Liu Yuan, Yu Xi-yong, Zhong Shi-long, Yang Min, Tan Hong-hong, Fei Hong-wen, Chen Ji-yan
Department of Cardiology, Medical Research Center, Guangdong Cardiovascular Institute, People's Hospital of Guangdong Province, Guangzhou 510081, China.
Nan Fang Yi Ke Da Xue Xue Bao. 2010 Oct;30(10):2242-5.
To investigate the clinical application of anticoagulation treatment with warfarin after prosthetic heart valve replacement and compare the effect and safety of different anticoagulant intensities.
A total of 845 Chinese patients receiving oral warfarin for anticoagulant treatment after prosthetic heart valve replacement in Guangdong General Hospital between 2000 and 2008 were enrolled in this survey. The general data, clinical data, medications, international normalized ratio (INR) and results of echocardiogram of these patients were followed up to observe the incidence of complication of thrombo-embolism and such adverse effect as hemorrhage.
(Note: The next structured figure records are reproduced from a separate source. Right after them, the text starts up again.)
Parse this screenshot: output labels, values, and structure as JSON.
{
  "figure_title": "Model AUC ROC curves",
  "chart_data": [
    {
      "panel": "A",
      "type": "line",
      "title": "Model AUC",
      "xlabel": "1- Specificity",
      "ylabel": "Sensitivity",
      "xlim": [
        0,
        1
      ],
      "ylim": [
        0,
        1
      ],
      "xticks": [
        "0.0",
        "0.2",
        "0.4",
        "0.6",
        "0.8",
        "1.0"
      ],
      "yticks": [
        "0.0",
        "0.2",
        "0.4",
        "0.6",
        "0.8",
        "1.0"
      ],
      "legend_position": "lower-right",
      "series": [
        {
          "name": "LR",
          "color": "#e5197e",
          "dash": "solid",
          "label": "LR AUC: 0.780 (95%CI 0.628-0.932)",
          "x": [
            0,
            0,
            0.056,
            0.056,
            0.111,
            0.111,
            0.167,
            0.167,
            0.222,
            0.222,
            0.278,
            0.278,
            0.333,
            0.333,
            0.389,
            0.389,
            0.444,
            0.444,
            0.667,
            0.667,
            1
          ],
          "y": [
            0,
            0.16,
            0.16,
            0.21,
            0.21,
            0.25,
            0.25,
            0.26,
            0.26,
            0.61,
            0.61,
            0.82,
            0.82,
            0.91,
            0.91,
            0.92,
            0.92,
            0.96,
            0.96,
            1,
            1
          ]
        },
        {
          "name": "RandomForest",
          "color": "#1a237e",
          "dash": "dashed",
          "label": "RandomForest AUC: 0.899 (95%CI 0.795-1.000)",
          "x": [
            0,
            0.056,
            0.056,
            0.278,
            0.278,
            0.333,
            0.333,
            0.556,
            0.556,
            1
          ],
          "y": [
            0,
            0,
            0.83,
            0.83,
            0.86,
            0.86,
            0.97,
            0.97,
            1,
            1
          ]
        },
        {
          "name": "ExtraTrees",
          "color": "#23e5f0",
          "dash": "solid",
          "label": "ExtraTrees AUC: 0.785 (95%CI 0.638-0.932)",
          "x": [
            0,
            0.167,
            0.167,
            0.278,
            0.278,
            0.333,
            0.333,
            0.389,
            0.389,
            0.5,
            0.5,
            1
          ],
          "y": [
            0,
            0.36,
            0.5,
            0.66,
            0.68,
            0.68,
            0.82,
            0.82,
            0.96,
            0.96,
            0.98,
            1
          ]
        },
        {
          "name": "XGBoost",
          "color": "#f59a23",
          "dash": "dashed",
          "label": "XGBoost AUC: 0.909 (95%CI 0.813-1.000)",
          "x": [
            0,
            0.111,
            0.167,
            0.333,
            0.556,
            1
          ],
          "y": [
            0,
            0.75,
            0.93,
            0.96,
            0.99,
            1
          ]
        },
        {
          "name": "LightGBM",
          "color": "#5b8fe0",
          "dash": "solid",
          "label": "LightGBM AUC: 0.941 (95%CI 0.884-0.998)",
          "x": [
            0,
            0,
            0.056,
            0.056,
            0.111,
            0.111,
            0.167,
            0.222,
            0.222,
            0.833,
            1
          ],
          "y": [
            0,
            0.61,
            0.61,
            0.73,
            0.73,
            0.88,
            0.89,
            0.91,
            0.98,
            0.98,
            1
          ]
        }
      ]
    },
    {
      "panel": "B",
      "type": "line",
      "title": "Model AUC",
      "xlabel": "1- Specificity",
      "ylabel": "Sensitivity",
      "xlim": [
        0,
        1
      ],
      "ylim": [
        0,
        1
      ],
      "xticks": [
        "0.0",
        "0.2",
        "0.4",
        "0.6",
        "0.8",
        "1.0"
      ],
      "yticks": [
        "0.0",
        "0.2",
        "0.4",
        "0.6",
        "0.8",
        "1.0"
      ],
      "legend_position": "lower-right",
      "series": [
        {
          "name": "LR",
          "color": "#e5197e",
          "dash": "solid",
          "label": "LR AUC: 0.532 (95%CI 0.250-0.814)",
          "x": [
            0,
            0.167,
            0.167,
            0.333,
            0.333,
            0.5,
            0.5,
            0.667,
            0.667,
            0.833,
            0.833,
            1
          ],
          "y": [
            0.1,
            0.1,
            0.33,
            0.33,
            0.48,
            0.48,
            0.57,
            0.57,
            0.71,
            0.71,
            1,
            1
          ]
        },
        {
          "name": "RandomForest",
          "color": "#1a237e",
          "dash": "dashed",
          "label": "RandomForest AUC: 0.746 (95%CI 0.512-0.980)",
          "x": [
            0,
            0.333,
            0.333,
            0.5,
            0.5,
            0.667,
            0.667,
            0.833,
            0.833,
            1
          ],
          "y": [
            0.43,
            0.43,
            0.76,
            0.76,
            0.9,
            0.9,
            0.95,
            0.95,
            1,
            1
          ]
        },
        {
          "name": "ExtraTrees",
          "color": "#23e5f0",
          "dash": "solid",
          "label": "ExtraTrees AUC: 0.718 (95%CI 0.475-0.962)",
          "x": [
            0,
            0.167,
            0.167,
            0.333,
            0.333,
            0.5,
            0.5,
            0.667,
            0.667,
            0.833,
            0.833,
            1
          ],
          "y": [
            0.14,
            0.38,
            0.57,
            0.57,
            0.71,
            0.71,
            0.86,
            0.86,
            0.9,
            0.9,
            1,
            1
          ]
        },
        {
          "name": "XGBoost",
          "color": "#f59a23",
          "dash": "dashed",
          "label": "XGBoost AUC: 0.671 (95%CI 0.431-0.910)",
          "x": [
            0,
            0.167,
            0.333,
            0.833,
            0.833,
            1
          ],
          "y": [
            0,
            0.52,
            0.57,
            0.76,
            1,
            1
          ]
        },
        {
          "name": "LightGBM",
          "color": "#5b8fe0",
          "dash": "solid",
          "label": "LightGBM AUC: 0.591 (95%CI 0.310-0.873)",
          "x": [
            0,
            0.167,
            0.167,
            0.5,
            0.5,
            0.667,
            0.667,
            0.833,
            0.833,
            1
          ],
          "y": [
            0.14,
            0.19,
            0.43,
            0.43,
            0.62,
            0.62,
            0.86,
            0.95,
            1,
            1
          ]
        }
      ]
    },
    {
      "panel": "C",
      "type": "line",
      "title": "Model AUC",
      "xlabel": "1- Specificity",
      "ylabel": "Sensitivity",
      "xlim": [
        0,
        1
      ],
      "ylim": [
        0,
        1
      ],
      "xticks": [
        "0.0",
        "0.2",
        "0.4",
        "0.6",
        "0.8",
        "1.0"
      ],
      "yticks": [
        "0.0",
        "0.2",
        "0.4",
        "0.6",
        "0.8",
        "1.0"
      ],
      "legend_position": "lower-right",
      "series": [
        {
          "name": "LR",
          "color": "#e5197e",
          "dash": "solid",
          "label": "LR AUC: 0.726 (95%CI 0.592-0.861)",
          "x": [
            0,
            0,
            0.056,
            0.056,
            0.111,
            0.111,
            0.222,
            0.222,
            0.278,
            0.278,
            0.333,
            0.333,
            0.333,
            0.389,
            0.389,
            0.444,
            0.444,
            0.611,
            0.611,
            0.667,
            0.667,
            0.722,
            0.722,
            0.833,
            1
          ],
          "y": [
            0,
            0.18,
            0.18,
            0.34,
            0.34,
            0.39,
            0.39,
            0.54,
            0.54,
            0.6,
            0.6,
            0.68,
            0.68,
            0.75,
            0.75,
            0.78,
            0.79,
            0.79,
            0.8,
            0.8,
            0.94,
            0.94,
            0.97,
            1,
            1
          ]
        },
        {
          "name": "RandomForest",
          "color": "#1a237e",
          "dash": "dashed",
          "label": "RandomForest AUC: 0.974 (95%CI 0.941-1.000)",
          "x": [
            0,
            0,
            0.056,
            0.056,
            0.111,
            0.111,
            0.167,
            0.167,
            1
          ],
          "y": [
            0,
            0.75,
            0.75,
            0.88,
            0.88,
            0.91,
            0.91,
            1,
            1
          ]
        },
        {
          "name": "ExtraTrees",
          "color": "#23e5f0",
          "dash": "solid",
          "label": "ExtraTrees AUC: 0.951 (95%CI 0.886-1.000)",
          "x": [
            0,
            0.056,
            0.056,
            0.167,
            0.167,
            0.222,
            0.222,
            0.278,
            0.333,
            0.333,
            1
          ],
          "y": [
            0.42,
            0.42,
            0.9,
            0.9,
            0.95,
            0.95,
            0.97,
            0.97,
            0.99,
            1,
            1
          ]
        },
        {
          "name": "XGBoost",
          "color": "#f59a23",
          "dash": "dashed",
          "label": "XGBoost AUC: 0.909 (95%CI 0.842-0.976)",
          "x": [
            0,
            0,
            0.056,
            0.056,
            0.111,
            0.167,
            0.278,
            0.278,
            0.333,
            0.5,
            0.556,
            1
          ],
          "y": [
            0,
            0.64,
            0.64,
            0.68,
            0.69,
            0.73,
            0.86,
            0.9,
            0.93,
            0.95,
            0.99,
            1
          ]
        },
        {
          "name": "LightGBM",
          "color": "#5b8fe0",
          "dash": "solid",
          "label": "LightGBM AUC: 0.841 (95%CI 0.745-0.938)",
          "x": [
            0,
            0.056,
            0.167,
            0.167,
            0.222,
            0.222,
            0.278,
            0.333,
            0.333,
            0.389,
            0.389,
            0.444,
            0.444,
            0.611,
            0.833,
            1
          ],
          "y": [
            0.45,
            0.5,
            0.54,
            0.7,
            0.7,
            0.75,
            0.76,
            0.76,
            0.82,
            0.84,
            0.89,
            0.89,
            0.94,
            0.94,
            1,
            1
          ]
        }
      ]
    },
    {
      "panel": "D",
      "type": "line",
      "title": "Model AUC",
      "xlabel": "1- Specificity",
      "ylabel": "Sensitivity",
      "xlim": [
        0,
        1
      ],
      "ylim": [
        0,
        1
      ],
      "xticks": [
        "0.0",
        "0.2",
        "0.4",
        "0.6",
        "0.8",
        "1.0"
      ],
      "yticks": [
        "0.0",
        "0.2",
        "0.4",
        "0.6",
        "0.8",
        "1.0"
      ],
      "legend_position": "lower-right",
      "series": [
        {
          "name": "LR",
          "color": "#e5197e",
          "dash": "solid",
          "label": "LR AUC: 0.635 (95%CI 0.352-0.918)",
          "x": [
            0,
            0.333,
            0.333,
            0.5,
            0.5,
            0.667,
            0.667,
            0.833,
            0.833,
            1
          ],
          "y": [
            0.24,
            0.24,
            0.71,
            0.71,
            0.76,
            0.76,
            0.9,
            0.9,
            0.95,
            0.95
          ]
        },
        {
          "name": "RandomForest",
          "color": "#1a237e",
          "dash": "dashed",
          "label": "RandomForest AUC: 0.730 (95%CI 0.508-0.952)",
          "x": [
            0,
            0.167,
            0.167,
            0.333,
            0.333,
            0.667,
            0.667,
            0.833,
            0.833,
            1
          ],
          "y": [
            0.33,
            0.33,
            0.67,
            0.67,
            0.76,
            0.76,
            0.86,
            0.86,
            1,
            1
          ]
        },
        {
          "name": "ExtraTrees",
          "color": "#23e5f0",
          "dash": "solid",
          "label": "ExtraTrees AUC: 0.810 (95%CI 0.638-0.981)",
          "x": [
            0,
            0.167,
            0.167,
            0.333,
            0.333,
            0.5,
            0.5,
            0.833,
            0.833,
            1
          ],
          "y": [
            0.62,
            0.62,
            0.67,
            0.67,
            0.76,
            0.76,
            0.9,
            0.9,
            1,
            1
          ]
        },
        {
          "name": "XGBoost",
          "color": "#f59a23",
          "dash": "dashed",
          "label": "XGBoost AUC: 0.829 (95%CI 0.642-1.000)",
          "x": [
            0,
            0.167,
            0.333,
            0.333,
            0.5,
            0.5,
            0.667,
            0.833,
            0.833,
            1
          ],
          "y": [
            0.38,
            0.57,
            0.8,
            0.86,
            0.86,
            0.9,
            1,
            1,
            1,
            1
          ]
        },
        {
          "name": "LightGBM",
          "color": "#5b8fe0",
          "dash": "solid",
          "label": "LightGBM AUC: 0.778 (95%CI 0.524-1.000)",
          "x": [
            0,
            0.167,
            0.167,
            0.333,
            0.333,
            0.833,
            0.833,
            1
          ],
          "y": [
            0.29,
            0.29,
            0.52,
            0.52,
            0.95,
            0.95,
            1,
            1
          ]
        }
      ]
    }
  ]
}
All the patients were of Han nationality, and Cantonese accounted for 88.04%. The daily mean maintenance dose of warfarin was 2.92∓0.88 mg in these patients with a median INR of 2.09∓0.39. Of these patients, 44.62% received low-intensity anticoagulant treatment with warfarin with the INR maintained between 1.5 and 2.0, and 56.45% had standard anticoagulant intensity with the INR maintained between 2.0 and 3.0. The total incidence of thrombo-embolism was 4.14%. Severe hemorrhage occurred in 14 cases (1.66%), most frequently in the alimentary tract. The events of hemorrhage were correlated to the type of prosthetic heart valve replacement, occurring more frequently in patients with mechanical prosthetic heart valve replacement than in those with biological ones. No significant difference was found in the incidence of thrombo-embolism and server hemorrhage between the two groups receiving low and standard intensity therapy anticoagulant.
The effect and safety of low-intensity anticoagulant treatment are comparable to that of standard intensity treatment in Chinese Han patients, and anticoagulation treatment with warfarin is effective and safe to maintain the INR between 1.8-3.0.
探讨华法林抗凝治疗在人工心脏瓣膜置换术后的临床应用,并比较不同抗凝强度的效果及安全性。
选取2000年至2008年期间在广东省人民医院接受人工心脏瓣膜置换术后口服华法林抗凝治疗的845例中国患者进行调查。对这些患者的一般资料、临床资料、用药情况、国际标准化比值(INR)及超声心动图结果进行随访,观察血栓栓塞并发症的发生率及出血等不良反应。
所有患者均为汉族,其中粤语使用者占88.04%。这些患者华法林的每日平均维持剂量为2.92±0.88mg,INR中位数为2.09±0.39。其中,44.62%的患者接受华法林低强度抗凝治疗,INR维持在1.5至2.0之间;56.45%的患者采用标准抗凝强度,INR维持在2.0至3.0之间。血栓栓塞的总发生率为4.14%。14例(1.66%)发生严重出血,最常见于消化道。出血事件与人工心脏瓣膜置换类型相关,机械瓣置换患者的出血发生率高于生物瓣置换患者。低强度和标准强度抗凝治疗组之间的血栓栓塞和严重出血发生率无显著差异。
在中国汉族患者中,低强度抗凝治疗的效果和安全性与标准强度治疗相当,华法林抗凝治疗将INR维持在1.8 - 3.0之间是有效且安全的。